Поступили новости из Калькутты по 1 сентября. В прошлом месяце мы упоминали о возможном захвате английским правительством части провинций низама в качестве обеспечения долга. Теперь мы узнаем, что он избавил свою территорию от конфискации, выплатив часть причитающейся суммы и предоставив обеспечение по оставшейся части. Он заложил часть хайдарабадских драгоценностей. В Калькутте был раскрыт заговор с целью организации побега Мулраджа. Сообщалось, что в суматохе был подожжен арсенал и освобождены заключенные. Двадцать деревень вокруг Гулбурги были разграблены и сожжены рохиллами. В виде слуха упоминалось, что войска Гулаб-Синга были разбиты в столкновении с народом примерно в четырех днях пути от Кашмира. Говорили, что было потеряно много людей и некоторое количество багажа. Калькуттская железная дорога продвигается вперед, несмотря на сезон дождей; конечный пункт был выбран, и необходимая земля для его возведения, а также для необходимого офиса была приобретена в Хауре.

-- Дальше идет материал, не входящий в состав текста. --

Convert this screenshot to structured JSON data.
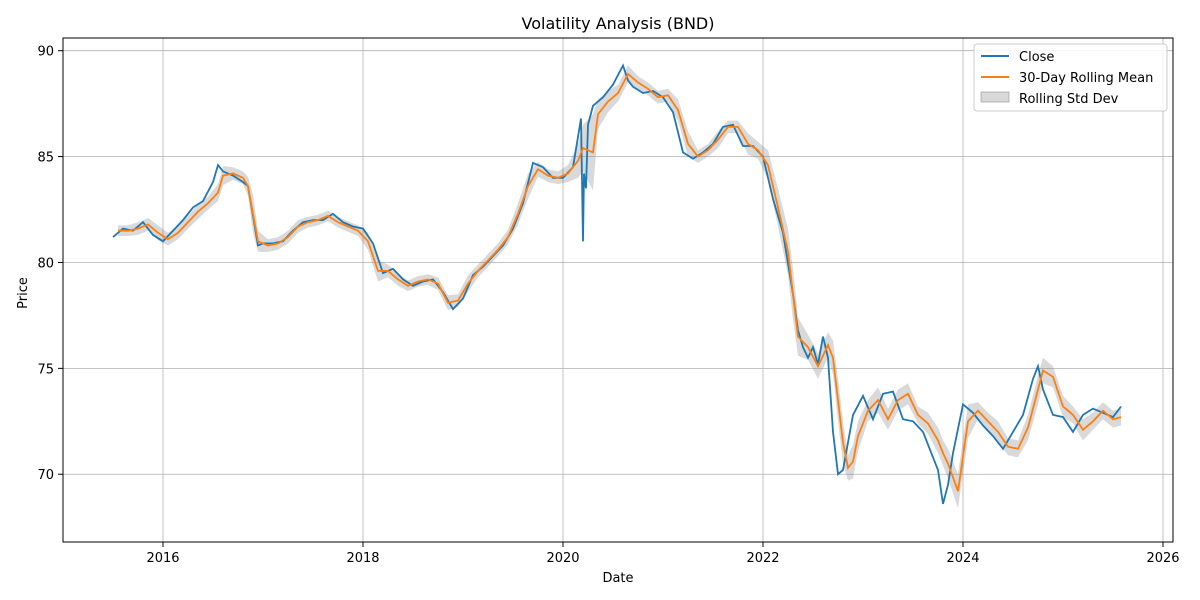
{
  "chart_data": {
    "type": "line",
    "title": "Volatility Analysis (BND)",
    "xlabel": "Date",
    "ylabel": "Price",
    "xlim": [
      2015.0,
      2026.1
    ],
    "ylim": [
      66.8,
      90.6
    ],
    "x_ticks": [
      2016,
      2018,
      2020,
      2022,
      2024,
      2026
    ],
    "x_tick_labels": [
      "2016",
      "2018",
      "2020",
      "2022",
      "2024",
      "2026"
    ],
    "y_ticks": [
      70,
      75,
      80,
      85,
      90
    ],
    "y_tick_labels": [
      "70",
      "75",
      "80",
      "85",
      "90"
    ],
    "grid": true,
    "legend_position": "top-right",
    "legend": {
      "close": "Close",
      "mean": "30-Day Rolling Mean",
      "std": "Rolling Std Dev"
    },
    "colors": {
      "close": "#1f77b4",
      "mean": "#ff7f0e",
      "band": "#808080"
    },
    "series": [
      {
        "name": "Close",
        "x": [
          2015.5,
          2015.6,
          2015.7,
          2015.8,
          2015.9,
          2016.0,
          2016.1,
          2016.2,
          2016.3,
          2016.4,
          2016.5,
          2016.55,
          2016.6,
          2016.7,
          2016.8,
          2016.85,
          2016.9,
          2016.95,
          2017.0,
          2017.1,
          2017.2,
          2017.3,
          2017.4,
          2017.5,
          2017.6,
          2017.7,
          2017.8,
          2017.9,
          2018.0,
          2018.1,
          2018.2,
          2018.3,
          2018.4,
          2018.5,
          2018.6,
          2018.7,
          2018.8,
          2018.9,
          2019.0,
          2019.1,
          2019.2,
          2019.3,
          2019.4,
          2019.5,
          2019.6,
          2019.7,
          2019.8,
          2019.9,
          2020.0,
          2020.1,
          2020.18,
          2020.2,
          2020.21,
          2020.23,
          2020.25,
          2020.3,
          2020.4,
          2020.5,
          2020.6,
          2020.65,
          2020.7,
          2020.8,
          2020.9,
          2021.0,
          2021.1,
          2021.2,
          2021.3,
          2021.4,
          2021.5,
          2021.6,
          2021.7,
          2021.8,
          2021.9,
          2022.0,
          2022.1,
          2022.2,
          2022.3,
          2022.35,
          2022.4,
          2022.45,
          2022.5,
          2022.55,
          2022.6,
          2022.65,
          2022.7,
          2022.75,
          2022.8,
          2022.85,
          2022.9,
          2023.0,
          2023.1,
          2023.2,
          2023.3,
          2023.4,
          2023.5,
          2023.6,
          2023.7,
          2023.75,
          2023.8,
          2023.85,
          2023.9,
          2024.0,
          2024.1,
          2024.2,
          2024.3,
          2024.4,
          2024.5,
          2024.6,
          2024.7,
          2024.75,
          2024.8,
          2024.9,
          2025.0,
          2025.1,
          2025.2,
          2025.3,
          2025.4,
          2025.5,
          2025.58
        ],
        "y": [
          81.2,
          81.6,
          81.5,
          81.9,
          81.3,
          81.0,
          81.5,
          82.0,
          82.6,
          82.9,
          83.8,
          84.6,
          84.3,
          84.1,
          83.8,
          83.6,
          82.2,
          80.8,
          80.9,
          80.9,
          81.0,
          81.5,
          81.9,
          82.0,
          82.0,
          82.3,
          81.9,
          81.7,
          81.6,
          80.9,
          79.5,
          79.7,
          79.2,
          78.9,
          79.1,
          79.2,
          78.6,
          77.8,
          78.3,
          79.4,
          79.8,
          80.3,
          80.8,
          81.6,
          82.8,
          84.7,
          84.5,
          84.0,
          84.0,
          84.5,
          86.8,
          81.0,
          84.2,
          83.5,
          86.5,
          87.4,
          87.8,
          88.4,
          89.3,
          88.6,
          88.3,
          88.0,
          88.1,
          87.8,
          87.1,
          85.2,
          84.9,
          85.2,
          85.6,
          86.4,
          86.5,
          85.5,
          85.5,
          85.0,
          83.0,
          81.4,
          78.5,
          76.8,
          76.0,
          75.5,
          76.0,
          75.2,
          76.5,
          75.5,
          72.0,
          70.0,
          70.2,
          71.5,
          72.8,
          73.7,
          72.6,
          73.8,
          73.9,
          72.6,
          72.5,
          72.0,
          70.8,
          70.2,
          68.6,
          69.5,
          71.0,
          73.3,
          72.9,
          72.3,
          71.8,
          71.2,
          72.0,
          72.8,
          74.5,
          75.1,
          74.0,
          72.8,
          72.7,
          72.0,
          72.8,
          73.1,
          72.9,
          72.7,
          73.2
        ]
      },
      {
        "name": "30-Day Rolling Mean",
        "x": [
          2015.55,
          2015.65,
          2015.75,
          2015.85,
          2015.95,
          2016.05,
          2016.15,
          2016.25,
          2016.35,
          2016.45,
          2016.55,
          2016.6,
          2016.7,
          2016.8,
          2016.85,
          2016.9,
          2016.95,
          2017.05,
          2017.15,
          2017.25,
          2017.35,
          2017.45,
          2017.55,
          2017.65,
          2017.75,
          2017.85,
          2017.95,
          2018.05,
          2018.15,
          2018.25,
          2018.35,
          2018.45,
          2018.55,
          2018.65,
          2018.75,
          2018.85,
          2018.95,
          2019.05,
          2019.15,
          2019.25,
          2019.35,
          2019.45,
          2019.55,
          2019.65,
          2019.75,
          2019.85,
          2019.95,
          2020.05,
          2020.15,
          2020.2,
          2020.3,
          2020.35,
          2020.45,
          2020.55,
          2020.65,
          2020.75,
          2020.85,
          2020.95,
          2021.05,
          2021.15,
          2021.25,
          2021.35,
          2021.45,
          2021.55,
          2021.65,
          2021.75,
          2021.85,
          2021.95,
          2022.05,
          2022.15,
          2022.25,
          2022.3,
          2022.35,
          2022.45,
          2022.55,
          2022.65,
          2022.7,
          2022.75,
          2022.8,
          2022.85,
          2022.9,
          2022.95,
          2023.05,
          2023.15,
          2023.25,
          2023.35,
          2023.45,
          2023.55,
          2023.65,
          2023.75,
          2023.8,
          2023.85,
          2023.95,
          2024.05,
          2024.15,
          2024.25,
          2024.35,
          2024.45,
          2024.55,
          2024.65,
          2024.75,
          2024.8,
          2024.9,
          2025.0,
          2025.1,
          2025.2,
          2025.3,
          2025.4,
          2025.5,
          2025.58
        ],
        "y": [
          81.5,
          81.5,
          81.6,
          81.8,
          81.4,
          81.1,
          81.4,
          81.9,
          82.4,
          82.8,
          83.3,
          84.1,
          84.2,
          84.0,
          83.6,
          82.3,
          81.0,
          80.8,
          80.9,
          81.2,
          81.7,
          81.9,
          82.0,
          82.2,
          81.9,
          81.7,
          81.5,
          81.0,
          79.6,
          79.6,
          79.2,
          78.9,
          79.1,
          79.2,
          79.0,
          78.1,
          78.2,
          79.0,
          79.6,
          80.1,
          80.6,
          81.2,
          82.3,
          83.6,
          84.4,
          84.1,
          84.0,
          84.2,
          84.8,
          85.4,
          85.2,
          87.0,
          87.6,
          88.0,
          88.9,
          88.5,
          88.2,
          87.8,
          87.9,
          87.2,
          85.6,
          85.0,
          85.3,
          85.8,
          86.4,
          86.4,
          85.6,
          85.3,
          84.6,
          82.6,
          80.5,
          78.5,
          76.5,
          76.0,
          75.1,
          76.1,
          75.5,
          73.5,
          71.5,
          70.3,
          70.6,
          71.8,
          73.0,
          73.5,
          72.6,
          73.5,
          73.8,
          72.8,
          72.4,
          71.6,
          71.0,
          70.5,
          69.2,
          72.5,
          73.0,
          72.5,
          72.0,
          71.3,
          71.2,
          72.2,
          74.0,
          74.9,
          74.6,
          73.2,
          72.8,
          72.1,
          72.5,
          73.0,
          72.6,
          72.7
        ]
      }
    ],
    "band": {
      "name": "Rolling Std Dev",
      "note_units": "price",
      "widths": [
        0.25,
        0.25,
        0.3,
        0.3,
        0.35,
        0.3,
        0.3,
        0.3,
        0.35,
        0.3,
        0.4,
        0.45,
        0.3,
        0.3,
        0.45,
        0.9,
        0.5,
        0.3,
        0.3,
        0.3,
        0.3,
        0.25,
        0.25,
        0.25,
        0.25,
        0.25,
        0.25,
        0.4,
        0.5,
        0.3,
        0.3,
        0.25,
        0.25,
        0.25,
        0.3,
        0.35,
        0.3,
        0.4,
        0.3,
        0.3,
        0.3,
        0.35,
        0.5,
        0.6,
        0.35,
        0.3,
        0.3,
        0.4,
        0.8,
        1.1,
        1.8,
        0.7,
        0.5,
        0.4,
        0.4,
        0.3,
        0.3,
        0.3,
        0.3,
        0.5,
        0.6,
        0.3,
        0.3,
        0.4,
        0.3,
        0.3,
        0.5,
        0.4,
        0.7,
        0.9,
        1.1,
        1.2,
        0.9,
        0.6,
        0.6,
        0.6,
        0.8,
        1.0,
        1.0,
        0.6,
        0.8,
        0.7,
        0.5,
        0.6,
        0.5,
        0.5,
        0.5,
        0.4,
        0.5,
        0.6,
        0.6,
        0.7,
        0.8,
        0.8,
        0.4,
        0.4,
        0.5,
        0.4,
        0.4,
        0.6,
        0.7,
        0.6,
        0.5,
        0.5,
        0.4,
        0.5,
        0.4,
        0.4,
        0.4,
        0.4
      ]
    }
  }
}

В Китае мятеж продолжал расширяться. Имперские войска не смогли произвести никакого впечатления на повстанцев. В Кантоне испытывали немалую тревогу по поводу возможных результатов.

В Австралии открытия золота поглощают все внимание. Сообщения о существовании рудников не только подтверждаются, но доказывается, что даже слухи недооценивали масштабы и ценность золотоносного региона. Само правительство, удовлетворившись официальным дочетом, предприняло шаги в этом деле и предъявило права на драгоценный металл, запретив кому бы то ни было брать золото или металл с какой-либо собственности на территории Нового Южного Уэльса, а также пригрозив наказанием любому лицу, которое найдет золото в необитаемых частях указанной территории, еще не отчужденной и не уступленной Короной, либо станет искать или копать золото на такой территории. В прокламации добавляется, что «по получении дальнейшей информации по этому вопросу будут выработаны такие правила, какие будут сочтены справедливыми и решительными, и опубликованы как можно скорее, благодаря чему станут известны условия, на которых за уплату разумной суммы будут выдаваться лицензии». Хотя эта прокламация была издана по публикации об открытии, правительство не предприняло никаких шагов для реализации системы лицензирования, по-видимому, понимая, что имеющихся в его распоряжении средств недостаточно, чтобы заставить стороны покинуть свои богатые и выбранные места. Сообщения, полученные из Сиднея к 5 июня, полны рассказов об открытиях золота. На приисках было занято от 16 000 до 20 000 человек, включая все классы: от представителей интеллигентных профессий до ремесленников, беглых полицейских и матросов с торговых судов. Дезертирство с последних было настолько многочисленным и частым, что суда уходили из страха перед подобным дезертирством и уничтожением судоходства, какое произошло в Калифорнии в результате ухода целых экипажей на рудники. В Сиднее стоимость труда выросла на пятьдесят процентов, но к указанной дате сообщения об обнаружении золота еще не дошли до соседних поселений. Золотоносный хребет Голубых гор простирался почти на 400 миль в длину и около сорока миль в ширину.

Редакционный стол.

На запад — ВСЕГДА НА ЗАПАД было маршевым символом человечества с самых ранних времен до настоящего дня. На этот поразительный факт указывает известная строка епископа Беркли —

На запад шествие империи лежит.

«Прогресс рода человеческого, — говорит немецкий психолог Раух, — всегда шел против вращения земли и по направлению к заходящему солнцу»; как будто подчиняясь какому-то естественному закону, общему для всех планет, вращающихся вокруг своих осей. Мы можем отвергнуть это как выдумку; и все же существуют некоторые причины, по которым первобытная склонность к странствиям или дух открытий должны были принять одно направление, а не другое, — причины, основанные не на каком-то прямом физиологическом магнетизме, а на влиянии определенных внешних явлений на ход человеческой мысли. В особенности мы можем верить в существование такого влияния в тот юный и впечатлительный период, когда неизменное направление, как можно разумно предполагать, было заложено первыми слабыми впечатлениями — либо на уровне чувств, либо в разуме. Для раннего задумчивого, созерцательного ума заходящее, а не восходящее или полуденное солнце наиболее естественно связывалось с идеями необъятного и неисследованного — далекой, легендарной земли, где свет так странно угасает за горами, или по ту сторону кажущейся безграничной равнины, или за одинокой пустыней, или вдали на волнах океана, по мере того как он тускнеет на туманном горизонте или представляет в своем исчезающем очертании далекий, призрачный остров. Тьма, которая следует за ним, также подпитывала бы то же чувство таинственного интереса и тем самым способствовала возникновению того импульса, который, раз возникнув, поддерживается в дальнейшем своей собственной поступательной самоопределяющейся энергией.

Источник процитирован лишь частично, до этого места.